Le baseball, une obsession nationale



Seule quelque chose de très important doit se passer pour que les rues de la Vieille-Havane deviennent silencieuses, pour que le brouhaha normal diminue au point de se transformer en murmure presque inaudible. La finale de la Classique mondiale de base-ball, jouée à San Diego le 20 mars 2006 en présence d’une foule de 42 696 spectateurs, a été l’une de ces rares occasions. Les habitants de l’île ont suivi chaque minute du match, ce qui a pratiquement paralysé le pays. Sur la rue Obispo (artère principale de la Vieille-Havane) les gardes de sécurité écoutaient discrètement le match à travers leurs écouteurs, alors que les rares personnes qui traversaient la rue s’empressaient pour arriver à un endroit où pouvoir voir le jeu.

Dans le Parque Central – où un écran géant a été placé – la contenance a fait défaut et des centaines de fans enthousiasmés fêtaient la récupération angoissante de Cuba après une première manche désastreuse face à l’équipe japonaise.

Si l’on tient compte du fait que la participation de Cuba n’a été confirmée qu’à la dernière minute, les progressions de l’équipe jusqu’à la phase finale ont constitué un grand succès. Les résultats du base ball cubain lors des rencontres internationales sont tellement remarquables (champions mondiaux en 2005, champions olympiques en 2004 et champions panaméricains en 2003) que la médaille d’argent remportée aux Olympiades de Sydney 2000 a été décevante. Mais il s’agissait du premier match joué contre des équipes professionnelles formées notamment de stars des ligues professionnelles majeures. D’après les rumeurs, l’équipe cubaine ne serait pas en mesure de jouer contre des équipes comme celle de la République dominicaine où l’on trouvait des stars telles que Albert Pujols, Adrián Beltre, Miguel Tejada, Daniel Ortiz et Moisés Alou. 

Aux débuts, le département du Trésor des États-Unis a boycotté la participation de Cuba. Il a fallu que les autres nations participantes exercent des pressions, que le président de la ligue américaine MLB (Major League Baseball) y intervienne et que les autorités cubaines proposent de transférer les bénéfices au fond d’aide aux victimes de l’ouragan Katrina pour que les autorités états-uniennes révoquent leur décision.

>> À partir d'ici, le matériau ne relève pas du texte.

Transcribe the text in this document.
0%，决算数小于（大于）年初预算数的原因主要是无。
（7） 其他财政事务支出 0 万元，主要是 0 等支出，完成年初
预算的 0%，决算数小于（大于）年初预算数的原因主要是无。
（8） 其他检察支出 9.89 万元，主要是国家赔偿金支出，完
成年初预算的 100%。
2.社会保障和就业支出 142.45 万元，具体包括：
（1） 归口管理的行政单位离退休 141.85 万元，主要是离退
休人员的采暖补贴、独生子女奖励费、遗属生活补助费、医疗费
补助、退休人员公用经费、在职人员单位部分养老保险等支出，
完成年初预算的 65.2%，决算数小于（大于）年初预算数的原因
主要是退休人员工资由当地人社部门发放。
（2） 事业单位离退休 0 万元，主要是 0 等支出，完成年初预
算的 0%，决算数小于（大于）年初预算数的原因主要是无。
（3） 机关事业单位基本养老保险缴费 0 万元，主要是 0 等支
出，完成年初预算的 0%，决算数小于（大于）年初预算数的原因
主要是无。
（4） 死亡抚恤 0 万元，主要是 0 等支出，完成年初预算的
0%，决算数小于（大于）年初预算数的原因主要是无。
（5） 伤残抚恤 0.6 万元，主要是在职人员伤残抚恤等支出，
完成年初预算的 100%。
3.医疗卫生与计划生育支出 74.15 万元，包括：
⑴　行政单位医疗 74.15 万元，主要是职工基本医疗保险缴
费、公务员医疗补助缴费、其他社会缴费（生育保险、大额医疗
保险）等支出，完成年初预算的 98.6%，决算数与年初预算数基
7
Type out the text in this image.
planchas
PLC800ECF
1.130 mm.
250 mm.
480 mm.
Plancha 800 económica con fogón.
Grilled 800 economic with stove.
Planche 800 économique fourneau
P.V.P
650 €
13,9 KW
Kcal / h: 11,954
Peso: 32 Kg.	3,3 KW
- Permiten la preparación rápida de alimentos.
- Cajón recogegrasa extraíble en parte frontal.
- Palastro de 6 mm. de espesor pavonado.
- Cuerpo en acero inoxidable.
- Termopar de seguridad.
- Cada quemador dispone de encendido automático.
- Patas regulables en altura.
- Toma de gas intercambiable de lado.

« Le base-ball ne peut être mesuré par le prix des athlètes, mais par le cœur du peuple ». Cepeda, voltigeur de gauche de Cuba

Cuba est arrivée en finale après avoir battu (3 à 1) en demi-finales l’équipe de la République dominicaine, l’une des favorites, d’avoir perdu contre cette même équipe (7 à 3) dans la classification par groupes et d’avoir battu le Panama et le Venezuela. Puisque les Dominicains avaient une moyenne de six points par jeu avant les demi finales, la prouesse des lanceurs cubains de limiter leur offensive à un seul point s’avère vraiment impressionnante.

La finale a démarré de manière désastreuse pour l’équipe cubaine, dirigée par Higinio Vélez. Le Japon a pris le devant avec quatre points tout en tirant profit des lancers erratiques de trois lanceurs cubains qui ont regagné le monticule pour essayer de contrecarrer les dommages.

Au fur et à mesure que le jeu avançait, les Cubains ont réussi à augmenter graduellement leurs possibilités en frappant quatre coups sûrs au bas de la sixième manche qui sont venus s’ajouter à un circuit d’Eduardo Paret au bas de la première manche. Mais c’est le circuit de Frederich Cepeda avec un homme sur un coussin au bas de la huitième manche face à Soichi Fujita, celui qui a redonné de nouveaux espoirs à Cuba en réduisant l’avantage des Japonais à un seul point. La foule a commencé alors à penser que Cuba allait se récupérer de manière extraordinaire.

Hélas, tel n’a pas été le cas. L’équipe japonaise a marqué de nouveaux points au haut de la neuvième manche et tout prit fin lorsque le lanceur Akinori Otsuka retira sur trois prises le célèbre joueur cubain Yulieski Gourriel. Le Japon aura gagné la finale 10 à 6.

Les joueurs cubains ont perdu la finale mais ils ont prouvé qu’ils pouvaient rivaliser avec les milliardaires de la MLB. Le lendemain, des milliers de Cubains ont envahi les rues pour recevoir leur équipe avec des cris de joie et en arborant des drapeaux alors que les joueurs entreprenaient un parcours triomphal à travers La Havane.